If you want to know more about what truly interdisciplinary DH work looks like, check it out.  We try to break down the complexities of creating a digital corpus for research in linguistics, history, religious studies, biblical studies, manuscript studies.  We’ve got data models, workflows, digitization standards, transcription guidelines, and more all laid out for you here.

There is so much more to do; this is a only start.  Thanks to everyone who has had faith in our work.

White Paper, NEH Grant PW-51672-14 (Preservation and Access): “Coptic SCRIPTORIUM: Digitizing a Corpus for Interdisciplinary Research in Ancient Egyptian” 29 August 2016

New web application to read documents, cite data, and access data (BETA release)

We’re very excited to announce a new feature at Coptic SCRIPTORIUM.  We’ve created a new online web application that we think will allow users to read and reference our material much more easily.

Users can read Coptic documents on HTML pages taken from the data visualizations.  There are also easy links to our search tool ANNIS and to our GitHub repository for downloading files.

And we have a system of canonical URNS that provide persisent identifiers for documents, texts, authors, and text groups.   This means you can cite our data in your scholarship, and then readers will be able to back to our site and find our most recent versions of the documents you have cited.

We’ve got a little video to introduce it, or dive right in at http://data.copticscriptorium.org.

This is a BETA release, which means you might see a few things that need to be ironed out.  (For one thing, our small corpus of documentary papyri are not yet in the system — stay tuned, and in the meanwhile you can still read and query them in ANNIS.)  We are pretty pleased with how it’s turning out and look forward to future developments.
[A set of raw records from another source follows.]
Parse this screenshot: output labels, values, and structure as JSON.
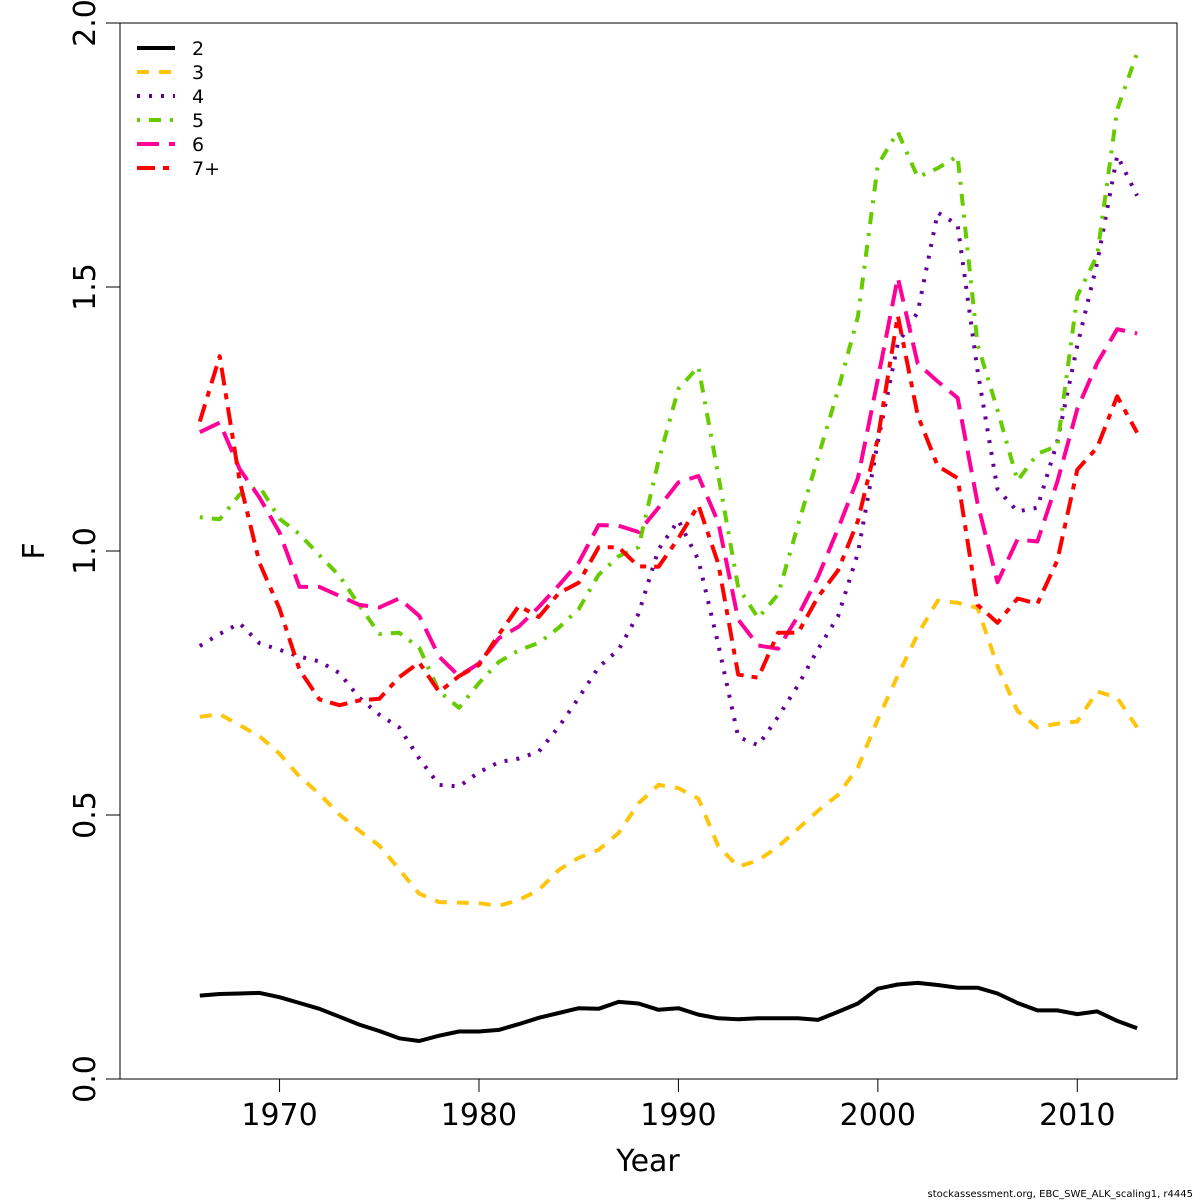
{
  "chart_data": {
    "type": "line",
    "title": "",
    "xlabel": "Year",
    "ylabel": "F",
    "xlim": [
      1962,
      2015
    ],
    "ylim": [
      0,
      2
    ],
    "x_ticks": [
      1970,
      1980,
      1990,
      2000,
      2010
    ],
    "y_ticks": [
      0.0,
      0.5,
      1.0,
      1.5,
      2.0
    ],
    "y_tick_labels": [
      "0.0",
      "0.5",
      "1.0",
      "1.5",
      "2.0"
    ],
    "grid": false,
    "legend_position": "top-left",
    "footer_note": "stockassessment.org, EBC_SWE_ALK_scaling1, r4445",
    "x": [
      1966,
      1967,
      1968,
      1969,
      1970,
      1971,
      1972,
      1973,
      1974,
      1975,
      1976,
      1977,
      1978,
      1979,
      1980,
      1981,
      1982,
      1983,
      1984,
      1985,
      1986,
      1987,
      1988,
      1989,
      1990,
      1991,
      1992,
      1993,
      1994,
      1995,
      1996,
      1997,
      1998,
      1999,
      2000,
      2001,
      2002,
      2003,
      2004,
      2005,
      2006,
      2007,
      2008,
      2009,
      2010,
      2011,
      2012,
      2013
    ],
    "series": [
      {
        "name": "2",
        "color": "#000000",
        "dash": "solid",
        "values": [
          0.158,
          0.161,
          0.162,
          0.163,
          0.155,
          0.144,
          0.133,
          0.118,
          0.103,
          0.091,
          0.077,
          0.072,
          0.082,
          0.09,
          0.09,
          0.093,
          0.104,
          0.116,
          0.125,
          0.134,
          0.133,
          0.146,
          0.143,
          0.131,
          0.134,
          0.122,
          0.115,
          0.113,
          0.115,
          0.115,
          0.115,
          0.112,
          0.127,
          0.143,
          0.171,
          0.179,
          0.182,
          0.178,
          0.173,
          0.173,
          0.162,
          0.144,
          0.13,
          0.13,
          0.123,
          0.128,
          0.11,
          0.096
        ]
      },
      {
        "name": "3",
        "color": "#FFC40C",
        "dash": "dashed",
        "values": [
          0.686,
          0.691,
          0.67,
          0.649,
          0.616,
          0.573,
          0.54,
          0.501,
          0.47,
          0.442,
          0.397,
          0.351,
          0.335,
          0.334,
          0.333,
          0.328,
          0.339,
          0.358,
          0.396,
          0.419,
          0.434,
          0.466,
          0.522,
          0.557,
          0.551,
          0.531,
          0.441,
          0.402,
          0.414,
          0.44,
          0.474,
          0.508,
          0.538,
          0.59,
          0.681,
          0.764,
          0.842,
          0.906,
          0.902,
          0.892,
          0.782,
          0.697,
          0.666,
          0.673,
          0.677,
          0.734,
          0.722,
          0.666
        ]
      },
      {
        "name": "4",
        "color": "#660099",
        "dash": "dotted",
        "values": [
          0.82,
          0.843,
          0.863,
          0.825,
          0.813,
          0.8,
          0.791,
          0.769,
          0.722,
          0.69,
          0.666,
          0.607,
          0.557,
          0.554,
          0.581,
          0.6,
          0.607,
          0.62,
          0.667,
          0.722,
          0.78,
          0.813,
          0.881,
          1.003,
          1.058,
          0.983,
          0.823,
          0.648,
          0.632,
          0.686,
          0.746,
          0.814,
          0.876,
          0.996,
          1.206,
          1.393,
          1.452,
          1.641,
          1.618,
          1.341,
          1.117,
          1.075,
          1.082,
          1.207,
          1.389,
          1.546,
          1.749,
          1.673
        ]
      },
      {
        "name": "5",
        "color": "#66CC00",
        "dash": "dotdash",
        "values": [
          1.064,
          1.06,
          1.107,
          1.122,
          1.061,
          1.032,
          0.992,
          0.953,
          0.897,
          0.843,
          0.845,
          0.817,
          0.734,
          0.703,
          0.75,
          0.79,
          0.812,
          0.826,
          0.855,
          0.89,
          0.955,
          0.99,
          1.007,
          1.171,
          1.307,
          1.349,
          1.143,
          0.931,
          0.873,
          0.918,
          1.05,
          1.177,
          1.304,
          1.444,
          1.731,
          1.794,
          1.708,
          1.725,
          1.748,
          1.391,
          1.267,
          1.133,
          1.184,
          1.199,
          1.483,
          1.56,
          1.836,
          1.943
        ]
      },
      {
        "name": "6",
        "color": "#FF0099",
        "dash": "longdash",
        "values": [
          1.225,
          1.243,
          1.155,
          1.101,
          1.035,
          0.932,
          0.932,
          0.915,
          0.898,
          0.893,
          0.91,
          0.877,
          0.8,
          0.763,
          0.787,
          0.835,
          0.857,
          0.894,
          0.935,
          0.978,
          1.049,
          1.048,
          1.036,
          1.082,
          1.13,
          1.142,
          1.054,
          0.87,
          0.821,
          0.815,
          0.877,
          0.951,
          1.042,
          1.138,
          1.325,
          1.518,
          1.355,
          1.321,
          1.29,
          1.09,
          0.941,
          1.022,
          1.018,
          1.131,
          1.269,
          1.356,
          1.42,
          1.412
        ]
      },
      {
        "name": "7+",
        "color": "#FF0000",
        "dash": "twodash",
        "values": [
          1.245,
          1.369,
          1.132,
          0.977,
          0.891,
          0.775,
          0.719,
          0.708,
          0.717,
          0.72,
          0.761,
          0.789,
          0.733,
          0.763,
          0.784,
          0.842,
          0.896,
          0.875,
          0.92,
          0.94,
          1.007,
          1.007,
          0.971,
          0.97,
          1.024,
          1.087,
          0.976,
          0.766,
          0.76,
          0.845,
          0.845,
          0.913,
          0.963,
          1.057,
          1.213,
          1.446,
          1.257,
          1.161,
          1.138,
          0.898,
          0.864,
          0.91,
          0.9,
          0.982,
          1.154,
          1.196,
          1.293,
          1.224
        ]
      }
    ]
  }
}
Many thanks to Bridget Almas of the Perseus Digital Library for helping us develop a canonical referencing system, and to Archimedes Digital for implementing the application.

 

 

Download release of all corpora in TEI XML, PAULA XML, relANNIS

We’ve released some new corpora (the papyri.info texts, for example) and some new documents to our existing corpora.  You can download everything in three different formats from our GitHub repository.  TEI XML, PAULA XML, and relANNIS.

Introducing the project texts and data model, and how to use ANNIS

To learn more about Coptic SCRIPTORIUM’s corpora, data model, and features,  here is a video on how to use the tool ANNIS into the world of Coptic. Thanks goes to Caroline T. Schroeder for the video from her youtube channel.